Таким образом, приведенное разъяснение сохраняет (на наш взгляд, неоправданно) ранее сформированную судебную практику, основанную на расширительном толковании законоположений о правовых последствиях злоупотребления правом.
Вместе с тем в целом принятие Постановления Пленума ВС РФ № 25, безусловно, является важным этапом в развитии правового регулирования гражданских правоотношений. Оставалось надеяться, что и иные принципиальные новеллы ГК РФ получат свое адекватное толкование со стороны высшей судебной инстанции.
Вскоре появились и некоторые другие постановления Пленума ВС РФ, посвященные толкованию новелл, содержащихся в ГК РФ. Первым в этом ряду оказалось постановление от 29 сентября 2015 г. № 43 «О некоторых вопросах, связанных с применением норм Гражданского кодекса Российской Федерации об исковой давности» (далее – Постановление Пленума ВС РФ № 43). Правда, при принятии данного Постановления, видимо, не только преследовалась цель дать судебное толкование новым законоположениям об исковой давности (их в тексте ГК РФ немного), но и угадывалось желание высшей судебной инстанции избавиться от совместного Постановления Пленума ВС РФ и Пленума ВАС РФ от 12, 15 ноября 2001 г. № 15/18 (далее – Постановление Пленумов ВС РФ и ВАС РФ № 15/18) по соответствующим вопросам. Иначе чем объяснить принятие «полномасштабного» Постановления Пленума ВС РФ, содержащего разъяснения по всему комплексу вопросов, связанных с применением правил об исковой давности, в том числе и тех из них, которые были адекватно истолкованы в совместном Постановлении 2001 г. и не подверглись изменениям в ходе реформы гражданского законодательства?

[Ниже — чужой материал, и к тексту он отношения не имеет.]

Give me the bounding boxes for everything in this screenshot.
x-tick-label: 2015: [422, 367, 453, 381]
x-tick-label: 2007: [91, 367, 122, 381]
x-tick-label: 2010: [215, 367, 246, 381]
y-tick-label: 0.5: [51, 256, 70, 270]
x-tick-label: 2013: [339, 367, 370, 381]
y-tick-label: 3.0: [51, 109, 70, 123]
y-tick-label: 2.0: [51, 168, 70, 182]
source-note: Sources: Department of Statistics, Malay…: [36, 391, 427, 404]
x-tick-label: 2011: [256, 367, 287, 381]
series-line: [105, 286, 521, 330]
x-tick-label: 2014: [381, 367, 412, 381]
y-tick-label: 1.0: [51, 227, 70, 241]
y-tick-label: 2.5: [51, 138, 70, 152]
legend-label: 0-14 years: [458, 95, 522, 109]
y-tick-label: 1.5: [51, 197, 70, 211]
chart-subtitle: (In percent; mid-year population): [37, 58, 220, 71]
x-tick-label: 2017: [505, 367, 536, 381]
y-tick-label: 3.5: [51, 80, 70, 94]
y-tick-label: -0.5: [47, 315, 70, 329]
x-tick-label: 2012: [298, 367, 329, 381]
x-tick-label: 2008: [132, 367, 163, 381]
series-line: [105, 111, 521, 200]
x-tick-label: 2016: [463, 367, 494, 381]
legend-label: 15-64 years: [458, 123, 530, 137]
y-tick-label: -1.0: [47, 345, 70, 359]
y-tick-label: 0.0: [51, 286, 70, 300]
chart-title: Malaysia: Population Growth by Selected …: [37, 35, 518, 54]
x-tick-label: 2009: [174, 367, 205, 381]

Кроме того, спустя весьма короткий промежуток времени Пленум ВС РФ изменил свою позицию относительно порядка применения одной из принципиальных новелл о сроке исковой давности. Имеются в виду законоположения о предельном 10-летнем сроке исковой давности, который начинает течь со дня нарушения права, дополняющие традиционные нормы об общем трехлетнем сроке исковой давности, исчисляемом со дня, когда лицо узнало или должно было узнать о нарушении своего права (п. 1 ст. 181, п. 2 ст. 196 и п. 2 ст. 200 ГК РФ).
Указанные 10-летние сроки, как это было разъяснено в Постановлении Пленума ВС РФ от 7 февраля 2017 г. № 6 «О внесении изменений в постановления Пленума Верховного Суда Российской Федерации от 29 сентября 2015 г. № 43 «О некоторых вопросах, связанных с применением норм Гражданского кодекса Российской Федерации об исковой давности» и от 24 марта 2016 г. № 7 «О применении судами некоторых положений Гражданского кодекса Российской Федерации об ответственности за нарушение обязательств»» (п. 1) (далее – Постановление Пленума ВС РФ № 6), начинают течь не ранее 1 сентября 2013 г. и могут применяться не ранее 2023 г.

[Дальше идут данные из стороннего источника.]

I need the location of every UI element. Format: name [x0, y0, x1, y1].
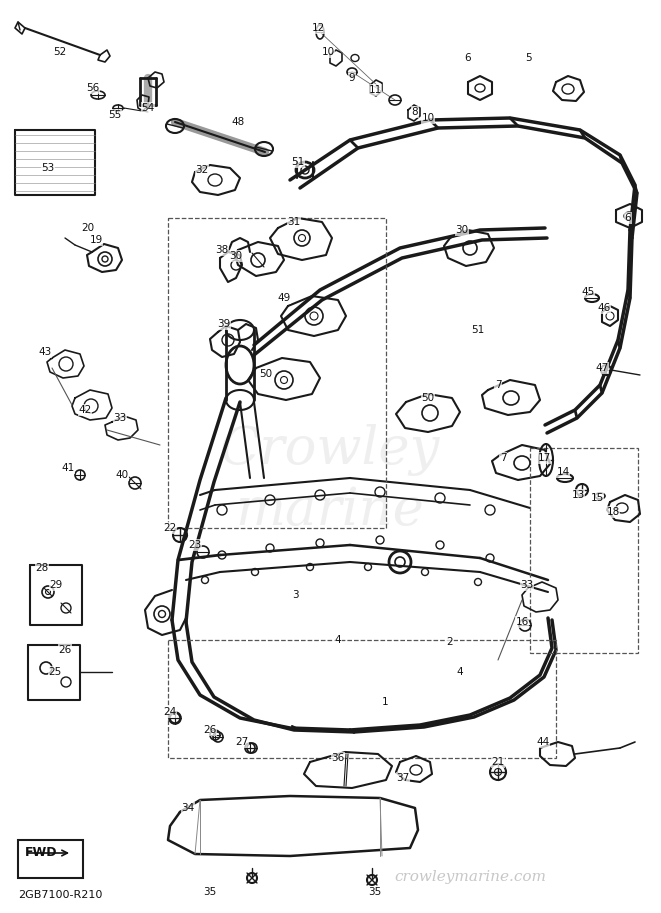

Следующим в этом ряду оказалось постановление Пленума ВС РФ от 24 марта 2016 г. № 7 «О применении судами некоторых положений Гражданского кодекса Российской Федерации об ответственности за нарушение обязательств» (далее – Постановление Пленума ВС РФ № 7). Помимо судебного толкования новых законоположений об ответственности за неисполнение или ненадлежащее исполнение обязательств, в данном Постановлении также содержатся разъяснения порядка применения новых правил о некоторых иных средствах защиты прав кредитора, не относящихся к мерам гражданско-правовой ответственности, хотя данное обстоятельство не отмечено в тексте самого Постановления. В частности, речь идет о таких средствах защиты кредитора, как присуждение к исполнению нарушенного обязательства в натуре и судебная неустойка, присуждаемая на случай неисполнения соответствующего судебного решения (ст. 3083 ГК РФ), возмещение потерь (ст. 4061 ГК РФ) и некоторые другие.
И в данное Постановление Пленума ВС РФ вскоре пришлось вносить коррективы в связи с тем, что Законом № 315-ФЗ был изменен порядок определения размера законных процентов (ст. 3171, 395 ГК РФ). Согласно п. 39 Постановления ВС РФ № 7 (в редакции Постановления Пленума ВС РФ от 7 февраля 2017 г.) размер процентов за пользование чужими денежными средствами, начисляемых за периоды просрочки исполнения денежного обязательства, имевшие место с 1 июня 2015 г. по 31 июля 2016 г. включительно, если иной размер процентов не был установлен законом или договором, определяется в соответствии с существовавшими в месте жительства кредитора – физического лица или в месте нахождения кредитора – юридического лица опубликованными Банком России и имевшими место в соответствующие периоды средними ставками банковского процента по вкладам физических лиц. А вот размер процентов за пользование чужими денежными средствами, начисляемых за периоды просрочки после 31 июля 2016 г., должен определяться на основании ключевой ставки Банка России, действовавшей в соответствующие периоды.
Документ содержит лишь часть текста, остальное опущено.